J’entends un certain nombre de voix qui s’expriment, à droite ou à gauche, chez Monsieur Sarkozy ou chez Monsieur Fabius, pour prôner des économies sur la dissuasion. Je tiens à dire tout de suite que telle n’est pas ma position. Je pense que le monde dans lequel nous sommes est dangereux, qu’il est bon d’adapter notre dissuasion, de continuer à la moderniser en pensant aux menaces futures auxquelles nous devrions peut-être faire face.

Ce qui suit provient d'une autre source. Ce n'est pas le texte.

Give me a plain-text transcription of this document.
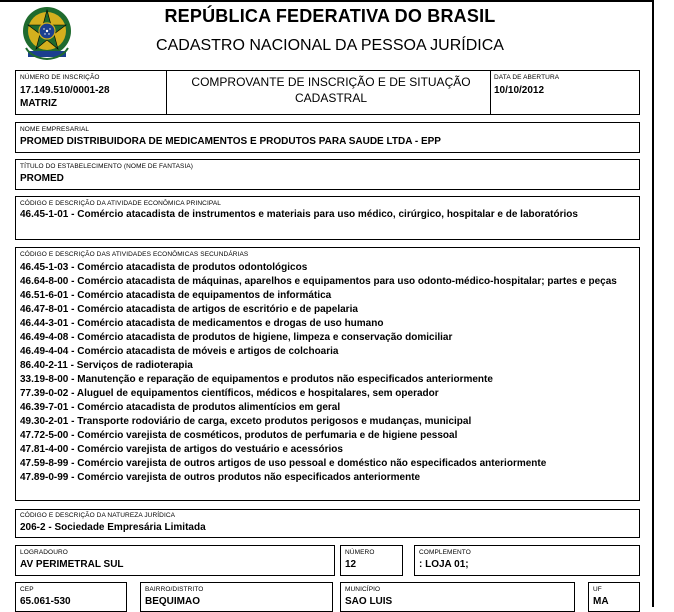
REPÚBLICA FEDERATIVA DO BRASIL
CADASTRO NACIONAL DA PESSOA JURÍDICA
NÚMERO DE INSCRIÇÃO
17.149.510/0001-28
MATRIZ
COMPROVANTE DE INSCRIÇÃO E DE SITUAÇÃO
CADASTRAL
DATA DE ABERTURA
10/10/2012
NOME EMPRESARIAL
PROMED DISTRIBUIDORA DE MEDICAMENTOS E PRODUTOS PARA SAUDE LTDA - EPP
TÍTULO DO ESTABELECIMENTO (NOME DE FANTASIA)
PROMED
CÓDIGO E DESCRIÇÃO DA ATIVIDADE ECONÔMICA PRINCIPAL
46.45-1-01 - Comércio atacadista de instrumentos e materiais para uso médico, cirúrgico, hospitalar e de laboratórios
CÓDIGO E DESCRIÇÃO DAS ATIVIDADES ECONÔMICAS SECUNDÁRIAS
46.45-1-03 - Comércio atacadista de produtos odontológicos
46.64-8-00 - Comércio atacadista de máquinas, aparelhos e equipamentos para uso odonto-médico-hospitalar; partes e peças
46.51-6-01 - Comércio atacadista de equipamentos de informática
46.47-8-01 - Comércio atacadista de artigos de escritório e de papelaria
46.44-3-01 - Comércio atacadista de medicamentos e drogas de uso humano
46.49-4-08 - Comércio atacadista de produtos de higiene, limpeza e conservação domiciliar
46.49-4-04 - Comércio atacadista de móveis e artigos de colchoaria
86.40-2-11 - Serviços de radioterapia
33.19-8-00 - Manutenção e reparação de equipamentos e produtos não especificados anteriormente
77.39-0-02 - Aluguel de equipamentos científicos, médicos e hospitalares, sem operador
46.39-7-01 - Comércio atacadista de produtos alimentícios em geral
49.30-2-01 - Transporte rodoviário de carga, exceto produtos perigosos e mudanças, municipal
47.72-5-00 - Comércio varejista de cosméticos, produtos de perfumaria e de higiene pessoal
47.81-4-00 - Comércio varejista de artigos do vestuário e acessórios
47.59-8-99 - Comércio varejista de outros artigos de uso pessoal e doméstico não especificados anteriormente
47.89-0-99 - Comércio varejista de outros produtos não especificados anteriormente
CÓDIGO E DESCRIÇÃO DA NATUREZA JURÍDICA
206-2 - Sociedade Empresária Limitada
LOGRADOURO
AV PERIMETRAL SUL
NÚMERO
12
COMPLEMENTO
: LOJA 01;
CEP
65.061-530
BAIRRO/DISTRITO
BEQUIMAO
MUNICÍPIO
SAO LUIS
UF
MA
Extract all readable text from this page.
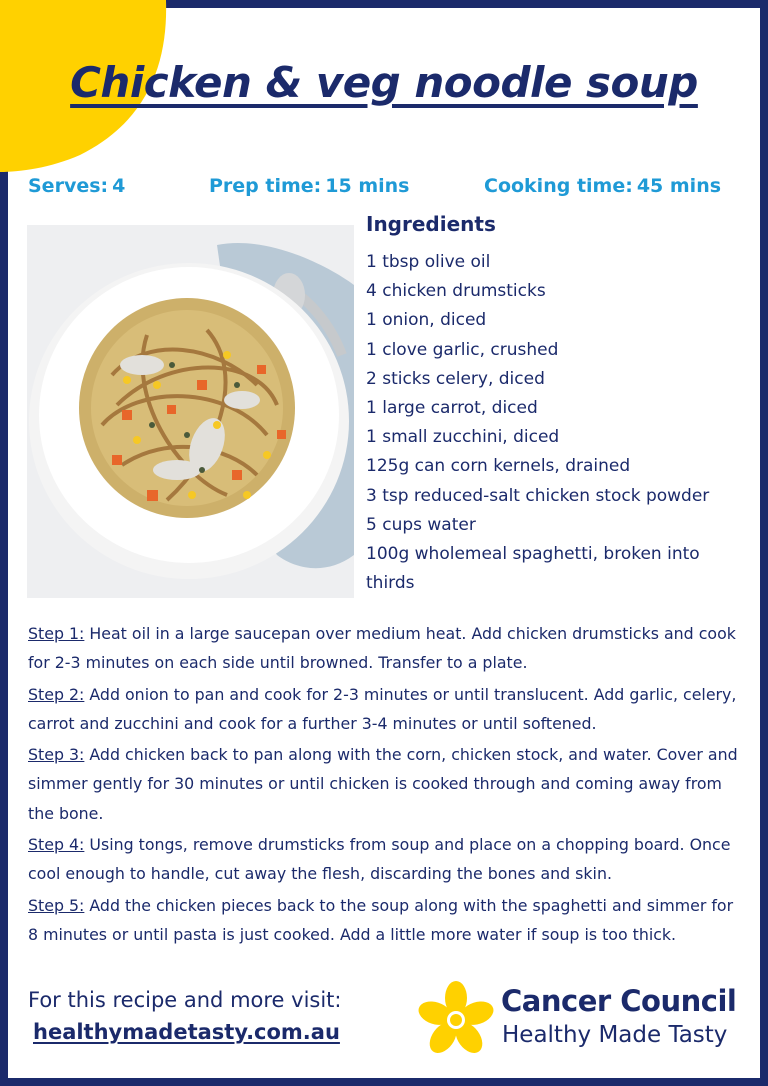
Chicken & veg noodle soup
Serves: 4	Prep time: 15 mins	Cooking time: 45 mins
Ingredients
1 tbsp olive oil
4 chicken drumsticks
1 onion, diced
1 clove garlic, crushed
2 sticks celery, diced
1 large carrot, diced
1 small zucchini, diced
125g can corn kernels, drained
3 tsp reduced-salt chicken stock powder
5 cups water
100g wholemeal spaghetti, broken into thirds

Step 1: Heat oil in a large saucepan over medium heat. Add chicken drumsticks and cook for 2-3 minutes on each side until browned. Transfer to a plate.

Step 2: Add onion to pan and cook for 2-3 minutes or until translucent. Add garlic, celery, carrot and zucchini and cook for a further 3-4 minutes or until softened.

Step 3: Add chicken back to pan along with the corn, chicken stock, and water. Cover and simmer gently for 30 minutes or until chicken is cooked through and coming away from the bone.

Step 4: Using tongs, remove drumsticks from soup and place on a chopping board. Once cool enough to handle, cut away the flesh, discarding the bones and skin.

Step 5: Add the chicken pieces back to the soup along with the spaghetti and simmer for 8 minutes or until pasta is just cooked. Add a little more water if soup is too thick.

For this recipe and more visit:
healthymadetasty.com.au
Cancer Council
Healthy Made Tasty
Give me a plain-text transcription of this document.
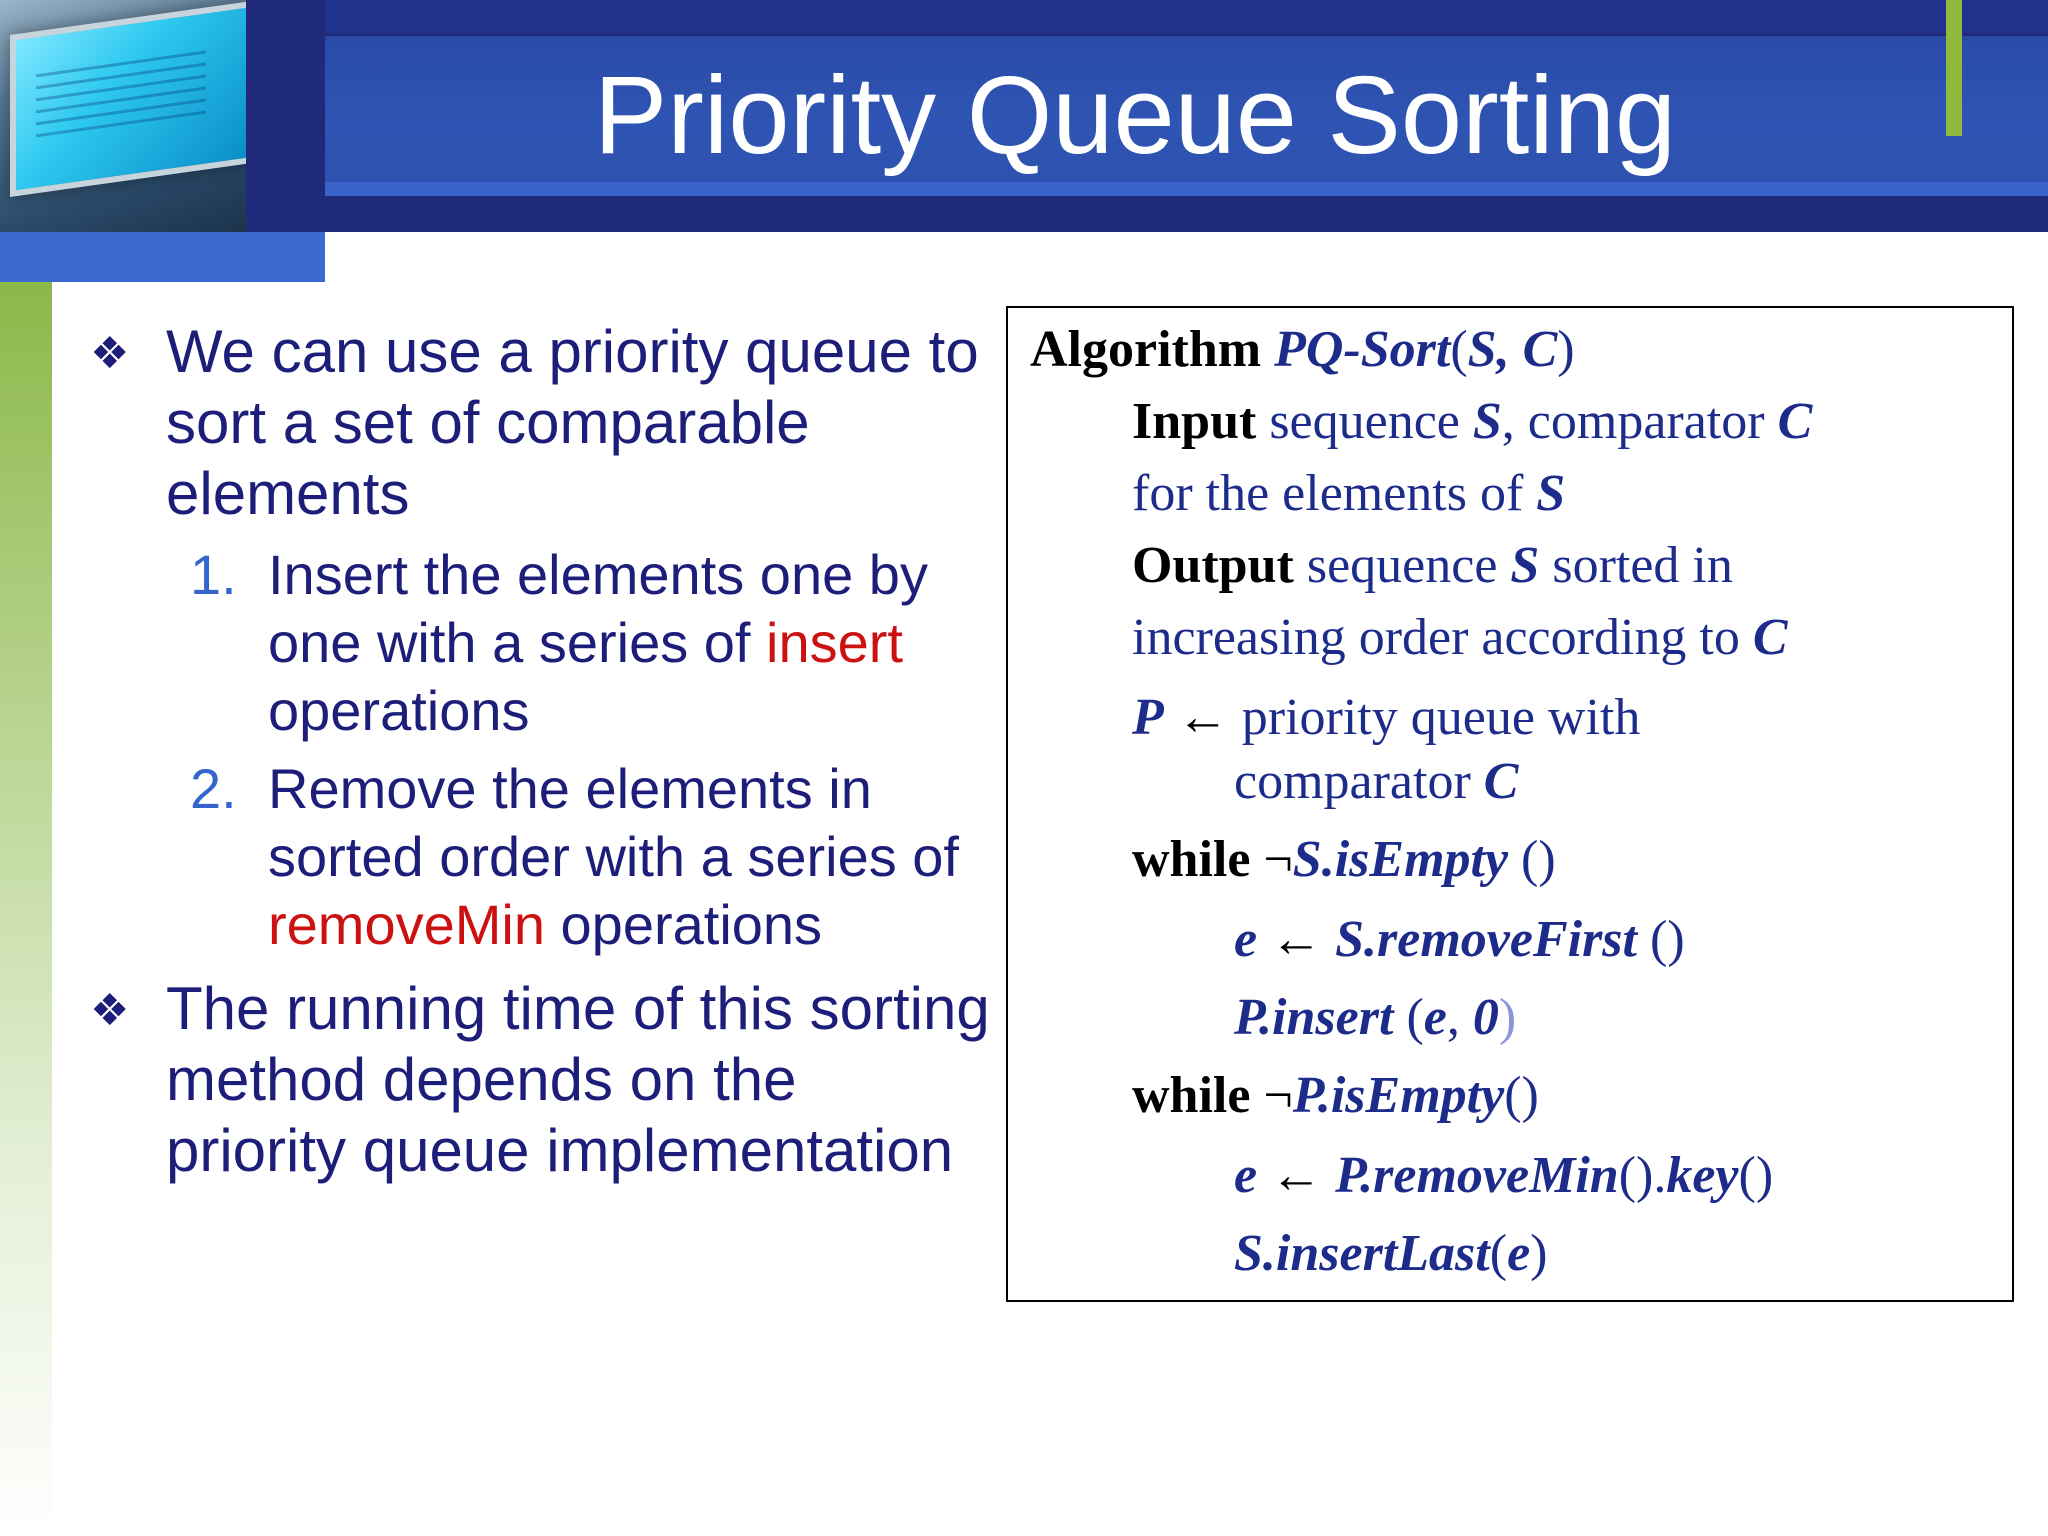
Priority Queue Sorting
❖ We can use a priority queue to sort a set of comparable elements
1. Insert the elements one by one with a series of insert operations
2. Remove the elements in sorted order with a series of removeMin operations
❖ The running time of this sorting method depends on the priority queue implementation
Algorithm PQ-Sort(S, C)
Input sequence S, comparator C
for the elements of S
Output sequence S sorted in
increasing order according to C
P ← priority queue with
comparator C
while ¬S.isEmpty ()
e ← S.removeFirst ()
P.insert (e, 0)
while ¬P.isEmpty()
e ← P.removeMin().key()
S.insertLast(e)
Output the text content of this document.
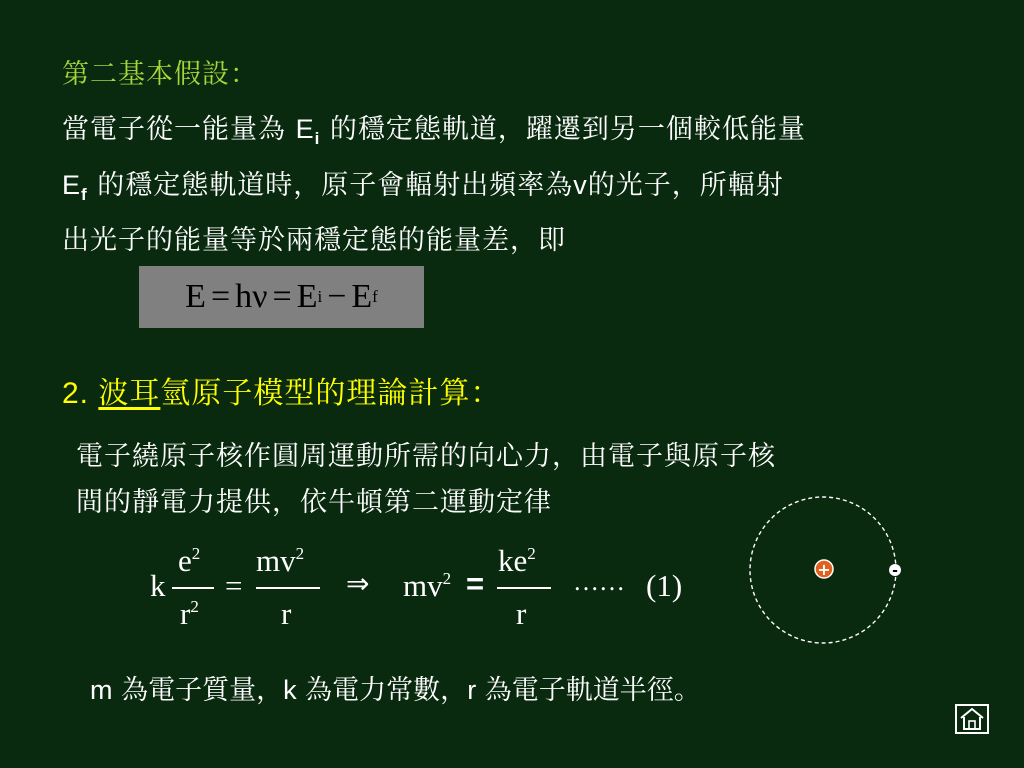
第二基本假設：
當電子從一能量為 $E_i$ 的穩定態軌道，躍遷到另一個較低能量
$E_f$ 的穩定態軌道時，原子會輻射出頻率為v的光子，所輻射
出光子的能量等於兩穩定態的能量差，即
E = hν = E i − E f
2. 波耳氫原子模型的理論計算：
電子繞原子核作圓周運動所需的向心力，由電子與原子核
間的靜電力提供，依牛頓第二運動定律
k
$e^2$
$r^2$
=
$mv^2$
r
⇒ $mv^2$ =
$ke^2$
r
…… (1)	+	-
m 為電子質量，k 為電力常數，r 為電子軌道半徑。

Tout ce que vous avez déclaré, Monsieur Gréau, sur la recherche, sur l’enseignement supérieur, suscite également mon approbation, comme ce que vous avez dit à propos de la natalité.
Il faut dire que j’ai toujours été un « ministre dépensier », comme on dit, je n’ai donc pas eu la responsabilité d’avoir à serrer la vis.
D’autres dont c’était la tâche l’ont fait dans des conditions sur lesquelles on peut aujourd’hui s’interroger. Je prendrai pour exemple la politique monétaire qui a été menée pendant près de vingt ans, une politique de monnaie forte et de taux d’intérêts relativement élevés. De 1981 (à plus forte raison à partir de 1983, moment où nous avons fait un choix de politique monétaire qui nous enfermait dans ce système) à 1998, nous avons dû faire face à des taux d’intérêts extrêmement élevés, ce qui n’a d’ailleurs pas empêché la dette d’augmenter.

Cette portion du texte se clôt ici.